Pero tal vez sea sólo culpa de aquellas brujas de San Silvestre de que hablaba Olvido, todas sueltas por el mundo en la Nochevieja, revoloteantes ahora a mí alrededor como antes, cuando escuchaba desde el puente las melodías navideñas, lejanas pero tan claras, y escrutaba a través de los prismáticos las figuras fantasmales meciéndose a su compás.
Pero se falló un día: el cartero llegó en su moto, como si por utilizar aquel sistema de transporte (reservado normalmente para llegar a los términos municipales alejados de la sede concejil) concediese una solemnidad especial a la notificación que nos traía. Firmamos y rubricamos, acusando recibo, pero él remoloneaba, retardaba su partida, esperando sin duda barruntar el motivo de tanta formalidad.
No soy capaz de recordar cuánto tardó en fallarse el pleito, pero creo que no pasaron más de dos años: ahora me parece recuperar un marco cronológico, datos de ropas, de libros, de labores en la huerta, de algún rincón especialmente hermoso encontrado inesperadamente en algún paseo por el monte, precisamente en tal fecha; datos personalísimos que parecen situar el suceso; aunque inmediatamente, como los breves rizos, al punto dispersos, que forma el río al franquear súbitos escobios, la certeza de la memoria desaparece y se diluye en otra apariencia en que todo se mezcla, se desparrama y se intemporaliza.
Acabó fallándose. Leí en silencio el documento y luego se lo comuniqué a ellos. Habíamos entrado en la cocina, huyendo de la curiosidad del cartero. Se me quedaron mirando ensimismados: sólo Olvido murmuró algo, una interjección imprecatoria que más parecía maldición al destino que a nuestros oponentes ante la ley. Lupi no dijo nada: acabó de encender su pito (los encendía, como si fuesen puros, haciéndolos girar entre los dedos mientras acercaba la llama del encendedor, los ojos fijos en la maniobra, como si fuese necesaria una atención especial, una particular precisión para ello), y luego suspiró con desánimo.
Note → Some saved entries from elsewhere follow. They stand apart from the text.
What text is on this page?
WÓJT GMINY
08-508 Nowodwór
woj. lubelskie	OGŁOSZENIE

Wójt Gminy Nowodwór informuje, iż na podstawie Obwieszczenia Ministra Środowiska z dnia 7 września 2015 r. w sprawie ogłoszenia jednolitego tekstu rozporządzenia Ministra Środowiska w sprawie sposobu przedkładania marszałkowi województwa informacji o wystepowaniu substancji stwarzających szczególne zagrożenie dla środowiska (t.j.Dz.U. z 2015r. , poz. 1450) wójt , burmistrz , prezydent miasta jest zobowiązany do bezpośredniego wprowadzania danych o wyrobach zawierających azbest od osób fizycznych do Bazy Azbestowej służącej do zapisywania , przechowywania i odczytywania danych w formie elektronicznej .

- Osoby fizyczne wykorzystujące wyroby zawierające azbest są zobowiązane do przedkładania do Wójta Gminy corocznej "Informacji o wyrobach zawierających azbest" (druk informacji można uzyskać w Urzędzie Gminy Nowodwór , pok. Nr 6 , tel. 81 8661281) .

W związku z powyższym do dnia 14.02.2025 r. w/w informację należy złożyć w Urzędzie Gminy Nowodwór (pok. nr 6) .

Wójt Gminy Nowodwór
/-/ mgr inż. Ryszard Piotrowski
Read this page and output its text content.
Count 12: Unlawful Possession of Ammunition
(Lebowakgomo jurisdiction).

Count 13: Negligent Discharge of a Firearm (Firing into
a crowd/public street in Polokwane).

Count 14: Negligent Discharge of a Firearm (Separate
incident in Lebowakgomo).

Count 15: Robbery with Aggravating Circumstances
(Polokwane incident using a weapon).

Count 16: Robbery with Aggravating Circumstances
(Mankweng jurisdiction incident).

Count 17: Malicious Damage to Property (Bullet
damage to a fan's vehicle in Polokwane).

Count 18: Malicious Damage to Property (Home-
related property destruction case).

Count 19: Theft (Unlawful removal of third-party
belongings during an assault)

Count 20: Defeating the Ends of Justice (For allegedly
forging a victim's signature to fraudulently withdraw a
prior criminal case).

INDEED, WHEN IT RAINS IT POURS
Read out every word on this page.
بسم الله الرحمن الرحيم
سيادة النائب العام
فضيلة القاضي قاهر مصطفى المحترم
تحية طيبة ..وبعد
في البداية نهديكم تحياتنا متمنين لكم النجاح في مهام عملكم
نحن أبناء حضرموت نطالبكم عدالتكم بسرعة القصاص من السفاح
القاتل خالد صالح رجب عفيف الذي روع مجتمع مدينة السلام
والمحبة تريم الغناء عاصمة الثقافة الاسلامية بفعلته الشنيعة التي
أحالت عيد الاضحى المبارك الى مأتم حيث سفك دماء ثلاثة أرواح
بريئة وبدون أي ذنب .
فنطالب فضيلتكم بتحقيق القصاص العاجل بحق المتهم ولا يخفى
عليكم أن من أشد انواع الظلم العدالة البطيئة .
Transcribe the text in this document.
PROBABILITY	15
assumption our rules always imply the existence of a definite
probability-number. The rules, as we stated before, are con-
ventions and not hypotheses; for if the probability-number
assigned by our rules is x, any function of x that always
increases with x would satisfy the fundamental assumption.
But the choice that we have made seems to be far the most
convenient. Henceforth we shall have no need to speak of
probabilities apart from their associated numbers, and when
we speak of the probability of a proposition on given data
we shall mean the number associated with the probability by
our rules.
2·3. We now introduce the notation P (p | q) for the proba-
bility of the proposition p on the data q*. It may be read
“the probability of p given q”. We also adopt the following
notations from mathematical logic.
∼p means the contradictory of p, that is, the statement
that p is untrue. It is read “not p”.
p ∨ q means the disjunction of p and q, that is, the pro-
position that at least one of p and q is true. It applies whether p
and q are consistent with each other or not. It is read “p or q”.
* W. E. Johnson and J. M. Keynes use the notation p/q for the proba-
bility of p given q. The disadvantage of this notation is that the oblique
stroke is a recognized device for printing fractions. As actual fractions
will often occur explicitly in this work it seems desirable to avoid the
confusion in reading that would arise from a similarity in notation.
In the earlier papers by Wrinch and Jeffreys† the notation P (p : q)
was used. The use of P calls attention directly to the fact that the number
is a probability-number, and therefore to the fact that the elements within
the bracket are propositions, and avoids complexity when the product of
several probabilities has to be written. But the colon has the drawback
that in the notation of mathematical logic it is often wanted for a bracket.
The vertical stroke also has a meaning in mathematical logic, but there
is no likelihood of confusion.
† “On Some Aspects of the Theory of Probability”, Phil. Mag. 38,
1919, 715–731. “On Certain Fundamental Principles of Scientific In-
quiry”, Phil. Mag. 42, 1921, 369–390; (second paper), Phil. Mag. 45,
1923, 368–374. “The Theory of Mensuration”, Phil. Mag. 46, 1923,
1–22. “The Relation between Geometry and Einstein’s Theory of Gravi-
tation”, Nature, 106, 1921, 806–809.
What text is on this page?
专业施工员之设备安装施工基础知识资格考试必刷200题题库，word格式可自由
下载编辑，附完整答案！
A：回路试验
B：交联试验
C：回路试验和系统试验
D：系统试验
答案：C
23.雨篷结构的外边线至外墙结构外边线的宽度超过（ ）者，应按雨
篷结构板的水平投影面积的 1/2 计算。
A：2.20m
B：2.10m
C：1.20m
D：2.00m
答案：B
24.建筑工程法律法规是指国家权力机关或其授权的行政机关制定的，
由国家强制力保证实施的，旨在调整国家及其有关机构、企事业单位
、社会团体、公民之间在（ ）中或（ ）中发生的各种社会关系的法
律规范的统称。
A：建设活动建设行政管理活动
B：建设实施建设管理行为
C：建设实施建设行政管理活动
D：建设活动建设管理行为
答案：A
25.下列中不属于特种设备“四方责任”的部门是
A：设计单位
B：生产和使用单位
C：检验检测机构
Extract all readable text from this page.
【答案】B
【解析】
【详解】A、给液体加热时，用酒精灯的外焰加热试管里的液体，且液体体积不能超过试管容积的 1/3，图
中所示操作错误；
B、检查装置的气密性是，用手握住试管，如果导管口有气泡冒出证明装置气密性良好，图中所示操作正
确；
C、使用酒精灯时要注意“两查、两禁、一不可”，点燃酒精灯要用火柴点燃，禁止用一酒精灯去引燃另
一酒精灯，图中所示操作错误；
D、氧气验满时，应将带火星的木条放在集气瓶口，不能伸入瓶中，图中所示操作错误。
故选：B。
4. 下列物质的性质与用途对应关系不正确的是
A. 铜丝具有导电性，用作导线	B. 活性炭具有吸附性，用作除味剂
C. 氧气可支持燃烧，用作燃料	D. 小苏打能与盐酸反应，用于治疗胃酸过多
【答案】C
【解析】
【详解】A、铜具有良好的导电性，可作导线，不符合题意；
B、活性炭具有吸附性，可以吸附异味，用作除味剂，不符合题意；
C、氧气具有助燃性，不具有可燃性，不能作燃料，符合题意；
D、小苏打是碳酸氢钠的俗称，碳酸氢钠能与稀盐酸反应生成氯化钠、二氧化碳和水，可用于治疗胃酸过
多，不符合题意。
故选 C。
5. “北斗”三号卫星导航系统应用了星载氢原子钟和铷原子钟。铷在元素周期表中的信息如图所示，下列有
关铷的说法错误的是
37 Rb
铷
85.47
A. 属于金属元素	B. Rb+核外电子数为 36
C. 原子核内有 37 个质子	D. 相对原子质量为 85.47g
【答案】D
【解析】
Aquella noche no hubo sobremesa ante el fuego, después de cenar, sentados en el escaño de la cocina. Olvido desapareció nada más terminar sus trajines. De pie, Lupi y yo charlamos brevemente. El había recuperado el talante combativo:
– No lo iremos a dejar así.
– Y qué vamos a hacer -repuse.
– Pues ver a un abogado. Mañana por la mañana nos vamos a León y vemos a un abogado.
Lupi no tenía fe en los abogados, ni en los médicos, ni en los curas, pero creía necesario acudir a ellos para protocolizar los momentos decisivos, como quien oficia algún conjuro inevitable, alguna ceremonia que, siendo del todo aleatoria en cuanto a sus efectos, es sin embargo imprescindible dentro del proceso.
Nos fuimos a dormir. Olvido no vino a mi cuarto, y estuve inquieto largo rato, hasta que me levanté y salí a buscarla. Se escurría la luz bajo la puerta de su alcoba y se la oía musitar. Volví a mi habitación sin decirle nada.
Al día siguiente, Lupi y yo nos marchamos a la capital. Busqué primero en la guía telefónica el nombre de algún abogado que me fuese totalmente desconocido, pero me encontré de pronto con el de Porthos y, recuperado instantáneamente de un espacio antes inescrutable, rememoré casi visualmente su cuerpo flaco, sus andares desgalichados, aquellas orejas rojas, traslúcidas, que contrastaban tan claramente con la blancura del cogote y lo negro del pelo tieso, muy corto siempre. Nuestra amistad se había ido diluyendo a partir de la carrera, cuando yo me fui a Madrid y él a Oviedo. Le vi alguna vez los primeros años y nuestras entrevistas me dejaban un sabor ácido: mientras yo seguía un camino confuso, continuamente dubitativo, lleno de encrucijadas sucesivas, él parecía haber encontrado en el Derecho el sentido que colmaba sus principales inquietudes sobre el mundo. Su padre era también abogado y creo que Porthos, cuando llegó a la mocedad, nunca se planteó una alternativa profesional diferente. Se comprendía, conociendo a su padre, un hombre al parecer muy serio que, si nos encontraba en la calle, nos preguntaba con minuciosidad por el desarrollo de nuestros respectivos cursos, incitándonos al trabajo persistente.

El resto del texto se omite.